Mothers dying during pregnancy and childbirth is a crisis most Americans believe impacts only countries experiencing extreme poverty with shortages of food, health care providers, medicine, water and housing.
Most people think of developing or war-torn nations where there are inadequate hospitals and little government infrastructure. But when it comes to maternal health and mortality in the United States, we need to think again.
This deadly reality unfolds in the apartheidlike health outcomes experienced by black women, in which the difference between life and death for a mother and her newborn is too often determined by the color of her skin. The maternal mortality rates among black women in the United States are simply terrifying: Black women are between three and four times more likely (pdf) to die from pregnancy-related causes than white women.
Shockingly, these numbers hold true across all education levels, even after controlling for differences in socioeconomic status. It is this disproportionate risk that black women face during pregnancy and childbirth that drives the maternal mortality crisis in the United States, in which black mothers and their babies experience rates of death and disease virtually nonexistent in most developed nations.
Across race, the maternal mortality rates in the United States are already at alarming levels: According to the World Health Organization, the U.S. is one of only 13 countries in the world where pregnancy-related deaths are actually on the rise, and it has the worst rate of maternal deaths in the developed world. In fact, American women are more likely to die from pregnancy-related complications than women in 45 other countries, including the United Kingdom and much poorer nations like Libya and Kazakhstan.
The crisis in this country is getting worse: Both the likelihood of experiencing a severe pregnancy complication and dying from it are on the rise (pdf).
If the state of maternal care in the U.S. is abysmal for America’s women, the health care system fails black mothers and their babies the most. Our nation’s enduring legacy of systematic racism against black people has deep roots in virtually every sector of society—including health.
Racial health disparities are as wide as they were in the 1930s, and let us not forget this country’s history of using and abusing black female bodies at the expense of their reproductive health. From a brutal system of slavery and segregation that robbed black women the chance of healthy motherhood to Jim Crow-era forced sterilization and inhumane gynecological medical experimentation, black mothers’ human right to have access to quality health care has always been under threat.

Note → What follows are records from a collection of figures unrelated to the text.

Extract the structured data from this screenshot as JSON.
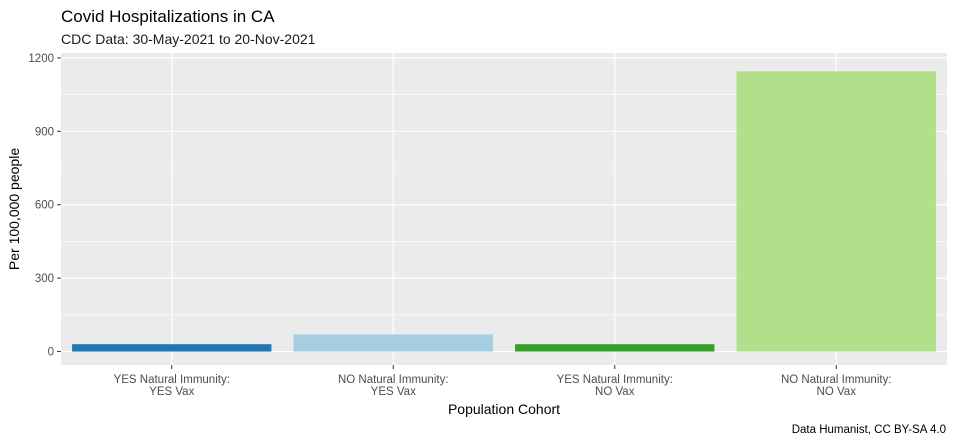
{
  "chart_data": {
    "type": "bar",
    "title": "Covid Hospitalizations in CA",
    "subtitle": "CDC Data: 30-May-2021 to 20-Nov-2021",
    "xlabel": "Population Cohort",
    "ylabel": "Per 100,000 people",
    "caption": "Data Humanist, CC BY-SA 4.0",
    "categories": [
      [
        "YES Natural Immunity:",
        "YES Vax"
      ],
      [
        "NO Natural Immunity:",
        "YES Vax"
      ],
      [
        "YES Natural Immunity:",
        "NO Vax"
      ],
      [
        "NO Natural Immunity:",
        "NO Vax"
      ]
    ],
    "values": [
      30,
      70,
      30,
      1145
    ],
    "colors": [
      "#1f78b4",
      "#a6cee3",
      "#33a02c",
      "#b2df8a"
    ],
    "yticks": [
      0,
      300,
      600,
      900,
      1200
    ],
    "ytick_labels": [
      "0",
      "300",
      "600",
      "900",
      "1200"
    ],
    "ylim": [
      -55,
      1220
    ],
    "grid": true,
    "panel_background": "#ebebeb",
    "legend": "none"
  }
}
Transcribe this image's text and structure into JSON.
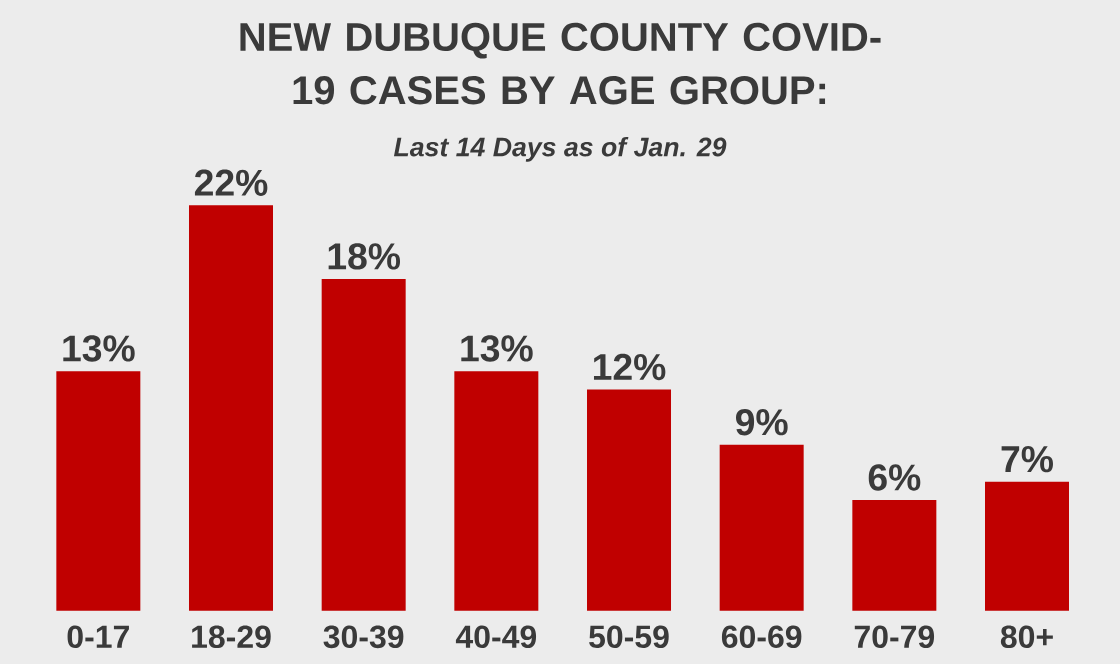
{
  "chart_data": {
    "type": "bar",
    "title": "NEW DUBUQUE COUNTY COVID-19 CASES BY AGE GROUP:",
    "subtitle": "Last 14 Days as of Jan. 29",
    "categories": [
      "0-17",
      "18-29",
      "30-39",
      "40-49",
      "50-59",
      "60-69",
      "70-79",
      "80+"
    ],
    "values": [
      13,
      22,
      18,
      13,
      12,
      9,
      6,
      7
    ],
    "value_labels": [
      "13%",
      "22%",
      "18%",
      "13%",
      "12%",
      "9%",
      "6%",
      "7%"
    ],
    "color": "#c00000"
  }
}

It comes as no surprise that a study from as recent as 2016 showed that a disturbing number of medical professionals polled held wildly racist views about their black patients, such as the false beliefs that black people feel less pain than whites and that their blood coagulates faster—resulting in lack of proper treatment and care.

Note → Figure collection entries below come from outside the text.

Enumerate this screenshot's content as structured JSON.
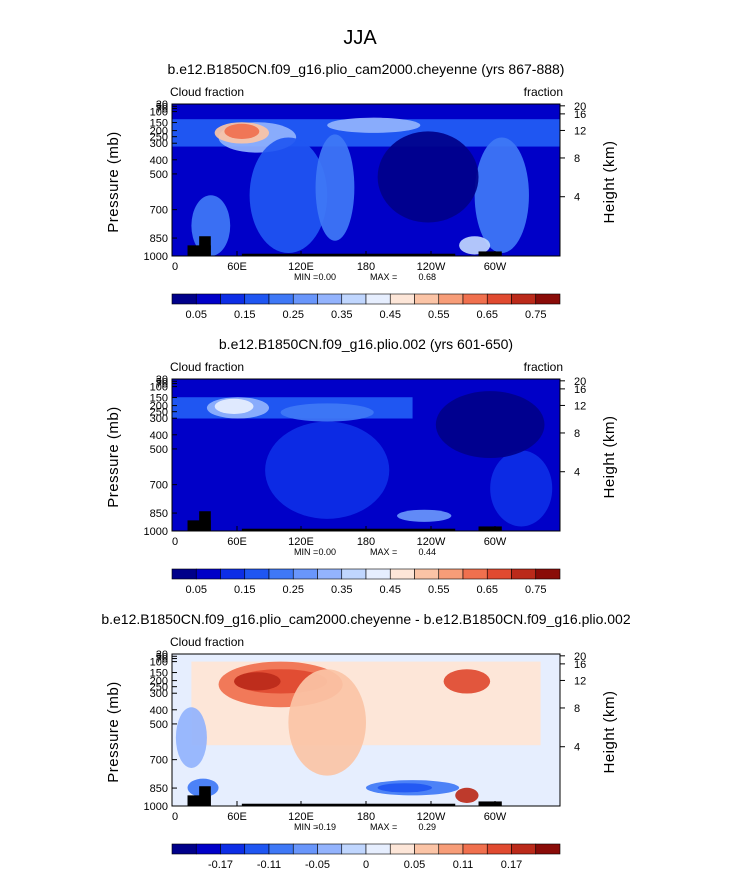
{
  "main_title": "JJA",
  "colors": {
    "palette": [
      "#00008a",
      "#0000c8",
      "#0d2ee6",
      "#1f56f2",
      "#3f78f6",
      "#6996fb",
      "#93b3fd",
      "#c0d6fe",
      "#e6eefe",
      "#fde6d8",
      "#fbc4a6",
      "#f79d78",
      "#f0704e",
      "#e04a30",
      "#bb2a1a",
      "#8a0c08"
    ],
    "land_mask": "#000000"
  },
  "chart_data": [
    {
      "type": "heatmap",
      "title": "b.e12.B1850CN.f09_g16.plio_cam2000.cheyenne (yrs 867-888)",
      "left_label": "Cloud fraction",
      "right_label": "fraction",
      "xlabel": "",
      "ylabel": "Pressure (mb)",
      "y2label": "Height (km)",
      "x_ticks": [
        "0",
        "60E",
        "120E",
        "180",
        "120W",
        "60W"
      ],
      "y_ticks": [
        "30",
        "50",
        "70",
        "100",
        "150",
        "200",
        "250",
        "300",
        "400",
        "500",
        "700",
        "850",
        "1000"
      ],
      "y2_ticks": [
        "20",
        "16",
        "12",
        "8",
        "4"
      ],
      "stats": {
        "min_label": "MIN =",
        "min": "0.00",
        "max_label": "MAX =",
        "max": "0.68"
      },
      "colorbar_ticks": [
        "0.05",
        "0.15",
        "0.25",
        "0.35",
        "0.45",
        "0.55",
        "0.65",
        "0.75"
      ]
    },
    {
      "type": "heatmap",
      "title": "b.e12.B1850CN.f09_g16.plio.002 (yrs 601-650)",
      "left_label": "Cloud fraction",
      "right_label": "fraction",
      "xlabel": "",
      "ylabel": "Pressure (mb)",
      "y2label": "Height (km)",
      "x_ticks": [
        "0",
        "60E",
        "120E",
        "180",
        "120W",
        "60W"
      ],
      "y_ticks": [
        "30",
        "50",
        "70",
        "100",
        "150",
        "200",
        "250",
        "300",
        "400",
        "500",
        "700",
        "850",
        "1000"
      ],
      "y2_ticks": [
        "20",
        "16",
        "12",
        "8",
        "4"
      ],
      "stats": {
        "min_label": "MIN =",
        "min": "0.00",
        "max_label": "MAX =",
        "max": "0.44"
      },
      "colorbar_ticks": [
        "0.05",
        "0.15",
        "0.25",
        "0.35",
        "0.45",
        "0.55",
        "0.65",
        "0.75"
      ]
    },
    {
      "type": "heatmap",
      "title": "b.e12.B1850CN.f09_g16.plio_cam2000.cheyenne - b.e12.B1850CN.f09_g16.plio.002",
      "left_label": "Cloud fraction",
      "right_label": "",
      "xlabel": "",
      "ylabel": "Pressure (mb)",
      "y2label": "Height (km)",
      "x_ticks": [
        "0",
        "60E",
        "120E",
        "180",
        "120W",
        "60W"
      ],
      "y_ticks": [
        "30",
        "50",
        "70",
        "100",
        "150",
        "200",
        "250",
        "300",
        "400",
        "500",
        "700",
        "850",
        "1000"
      ],
      "y2_ticks": [
        "20",
        "16",
        "12",
        "8",
        "4"
      ],
      "stats": {
        "min_label": "MIN =",
        "min": "-0.19",
        "max_label": "MAX =",
        "max": "0.29"
      },
      "colorbar_ticks": [
        "-0.17",
        "-0.11",
        "-0.05",
        "0",
        "0.05",
        "0.11",
        "0.17"
      ]
    }
  ]
}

Every mother has the right to quality and equitable maternal health care. Fundamental human rights protections, such as those enshrined in the International Covenant on Economic, Social and Cultural Rights—signed by virtually every country on the globe—ensure that women’s experiences of pregnancy and childbirth care are rooted in principles of equality and nondiscrimination.
Even the international community has raised concern over the maternal mortality rate of black women in America. In September 2014, a United Nations committee (pdf), troubled by the persistently high rates of maternal mortality among black women, called on the United States to eliminate racial disparities in health in order to fulfill its international human rights obligations.
Medicaid covers nearly half of births in the U.S. And while its imminent gutting has been halted, Medicaid is still in the crosshairs. The conditions that enable black women in this country to support healthy pregnancy and childbirth are almost impenetrable, and the ongoing Republican health care agenda’s proposed slashes to health services would very likely increase the body count of black mothers and their newborns.
Let’s be clear: Black Moms Matter, which is why MomsRising members and mothers across the nation are fighting back as our elected officials attempt to gut the health care system and worsen our nation’s already abysmal track record on maternal health. Now is the time to expand health access—not cut it. Until black mothers are able to achieve their best health, access to quality care is not just a health issue, but also a racial-justice one.
Monifa Bandele is a vice president at MomsRising and leader of the Healthy Kids Programs. She was previously the director of organizing for the Urban Homesteading Assistance Board, a national field director for the Brennan Center for Justice, a director of development and communications for the People’s Hurricane Relief Fund, and a senior programs manager at the National Coalition on Black Civic Participation. Bandele has been interviewed by several major media outlets, including MSNBC, CNN, Essence magazine and TV One. She currently sits on the board of the Brooklyn Movement Center.